Kritik Reduksi Fungsi Masjid
Ia juga mengkritik reduksi fungsi masjid yang hanya dipakai untuk kegiatan ibadah tanpa keberlanjutan. “Kita tak bisa sekadar retorika membina keluarga sakinah, tapi tidak menghadirkan program konkret. Coba lihat, berapa masjid yang menjadi pusat ekonomi umat? Berapa yang punya program pembinaan anak-anak?” katanya.
Ia juga mengusulkan agar dana-dana keagamaan seperti zakat, infak, dan wakaf dikelola secara produktif oleh masjid melalui skema yang akuntabel. “Bayangkan jika dana wakaf umat kita kelola dengan baik. Seperti Al-Azhar di Mesir, wakafnya bahkan bisa menalangi APBN negaranya. Kita harus menuju ke sana,” jelasnya.

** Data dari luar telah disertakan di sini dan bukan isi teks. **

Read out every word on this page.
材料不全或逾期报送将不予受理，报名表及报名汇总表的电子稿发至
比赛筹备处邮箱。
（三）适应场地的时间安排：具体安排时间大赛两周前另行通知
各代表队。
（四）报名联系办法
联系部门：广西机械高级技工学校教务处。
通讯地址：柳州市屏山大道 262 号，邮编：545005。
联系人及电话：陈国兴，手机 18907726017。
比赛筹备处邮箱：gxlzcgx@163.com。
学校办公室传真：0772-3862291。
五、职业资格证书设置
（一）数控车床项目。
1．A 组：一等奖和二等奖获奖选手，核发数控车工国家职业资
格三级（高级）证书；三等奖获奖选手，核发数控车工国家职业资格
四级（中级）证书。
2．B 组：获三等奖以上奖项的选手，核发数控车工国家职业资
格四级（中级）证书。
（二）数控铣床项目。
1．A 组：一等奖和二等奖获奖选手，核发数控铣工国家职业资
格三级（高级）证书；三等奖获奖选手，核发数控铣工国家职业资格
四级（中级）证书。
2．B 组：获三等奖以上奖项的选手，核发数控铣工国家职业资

Romo Syafi’i juga menekankan pentingnya menyusun sistem kebijakan lintas sektor agar pengelolaan masjid mendapat dukungan penuh dari pemerintah daerah. “Saya sedang mendorong agar kepala daerah dapat memberikan hibah keagamaan lintas agama secara adil dan setara. Kita ingin kegiatan keagamaan apa pun didukung negara, sesuai konstitusi,” ungkapnya.

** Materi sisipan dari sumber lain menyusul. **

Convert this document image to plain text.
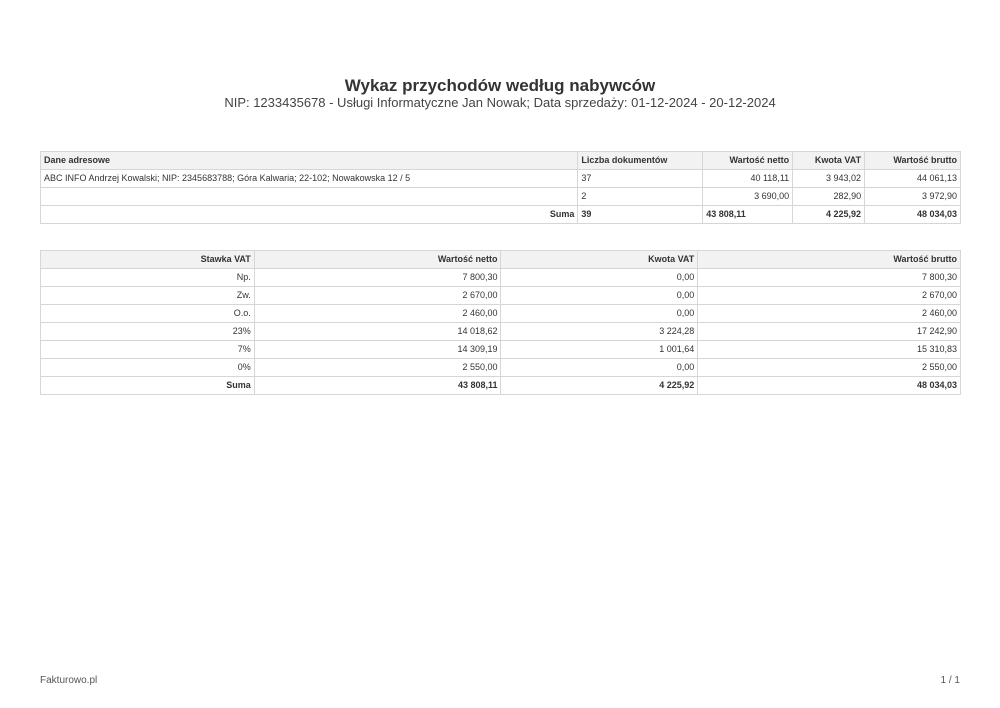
Wykaz przychodów według nabywców
NIP: 1233435678 - Usługi Informatyczne Jan Nowak; Data sprzedaży: 01-12-2024 - 20-12-2024
Dane adresowe	Liczba dokumentów	Wartość netto	Kwota VAT	Wartość brutto
ABC INFO Andrzej Kowalski; NIP: 2345683788; Góra Kalwaria; 22-102; Nowakowska 12 / 5	37	40 118,11	3 943,02	44 061,13
	2	3 690,00	282,90	3 972,90
Suma	39	43 808,11	4 225,92	48 034,03
Stawka VAT	Wartość netto	Kwota VAT	Wartość brutto
Np.	7 800,30	0,00	7 800,30
Zw.	2 670,00	0,00	2 670,00
O.o.	2 460,00	0,00	2 460,00
23%	14 018,62	3 224,28	17 242,90
7%	14 309,19	1 001,64	15 310,83
0%	2 550,00	0,00	2 550,00
Suma	43 808,11	4 225,92	48 034,03
Fakturowo.pl	1 / 1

Ia mengungkapkan kekuatan NKRI hari ini juga ditopang oleh kontribusi masjid. “Resolusi jihad, pembinaan pemuda, bahkan pendidikan nasional, semua lahir dari ruang-ruang masjid. Maka sekarang saatnya kita berani transformasi. Jangan sampai masjid hidup dalam nostalgia, tapi mati dalam kontribusi,” tutupnya.
Masjid tidak Boleh Berdiri Sendiri
Sementara itu, Direktur Urusan Agama Islam dan Bina Syariah, Arsad Hidayat, dalam laporannya mengatakan, kegiatan Saraloka BKM digelar 7 hingga 9 Juli 2025, dan diikuti 300 peserta dari berbagai daerah. Acara tersebut merupakan bagian dari rangkaian Peaceful Muharam yang digelar Direktorat Jenderal Bimbingan Masyarakat Islam Kementerian Agama (Kemenag).
Arsad mengungkapkan, masjid tidak boleh berjalan sendiri. Diperlukan sinergi multipihak dalam bentuk kolaborasi pentahelix, yaitu pemerintah, ormas, akademisi, pelaku usaha, dan media, untuk menjawab isu-isu sosial umat yang kompleks seperti perceraian, kemiskinan, dan pinjaman daring ilegal.
“Masjid harus menjadi bagian dari solusi. Maka kita tidak bisa lagi bekerja sektoral. Kita butuh integrasi data, sinergi kelembagaan, dan agenda bersama,” tegas Arsad.
Arsad menyebut, saat ini terdapat 695.244 masjid dan musala yang tersebar di seluruh Indonesia yang telah terdaftar pada aplikasi Sistem Informasi Masjid (SIMAS). Selain itu, terdapat 28.138 lembaga BKM yang bertanggung jawab atas pengelolaannya. Menurut Arsad, jumlah ini menjadi potensi besar untuk menggerakkan pembangunan berbasis komunitas. (M-3)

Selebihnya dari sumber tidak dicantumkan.